Malgré un rebond des marchés actions fin mars prenant en compte les bons résultats du premier trimestre des sociétés grâce aux pays émergents et la détermination des Banques Centrales à éviter une crise systémique, les marchés ont fortement reculés suite à la forte hausse du prix du baril de pétrole (record à 148 $) et au risque de spirale inflationniste qui dominait encore au premier semestre. La BCE a d’ailleurs procédé à une hausse de son taux directeur à 4,25% début juillet. Les anticipations de ce mouvement avaient entrainé une forte remontée des taux longs (4,80% sur le 10 ans OAT) ainsi qu’un violent mouvement d’aplatissement de la courbe des taux.

L’aggravation de la crise bancaire en septembre avec une aversion au risque exacerbée (faillite de Lehman Brothers, sauvetage d’AIG…) a conduit à l’interventionnisme, mondialement coordonné, des Banques Centrales (trois baisses consécutives de taux directeurs) et des Etats qui ont répondu présent pour assurer une continuité, voire se substituer aux marchés paralysés (garanties des prêts, nationalisation, politique de taux zéro aux Etats-Unis…).

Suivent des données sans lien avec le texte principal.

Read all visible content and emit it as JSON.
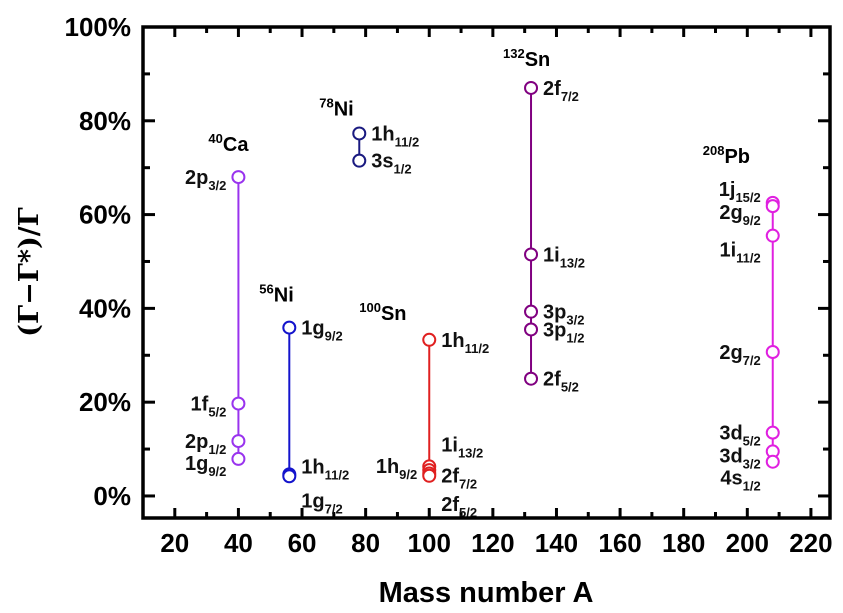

Le retournement violent des prix du pétrole (- 70% entre le plus haut et le plus bas) et un renforcement des anticipations de récession économique ont entraîné un rallye obligataire sur les emprunts d’Etat qui ont atteint un plus bas fin décembre (3,40% sur l’OAT 10 ans).

Dans ce contexte, les marchés d'actions ont à nouveau fortement baissé au dernier trimestre affichant pour l’année des reculs compris entre - 30 et - 45%.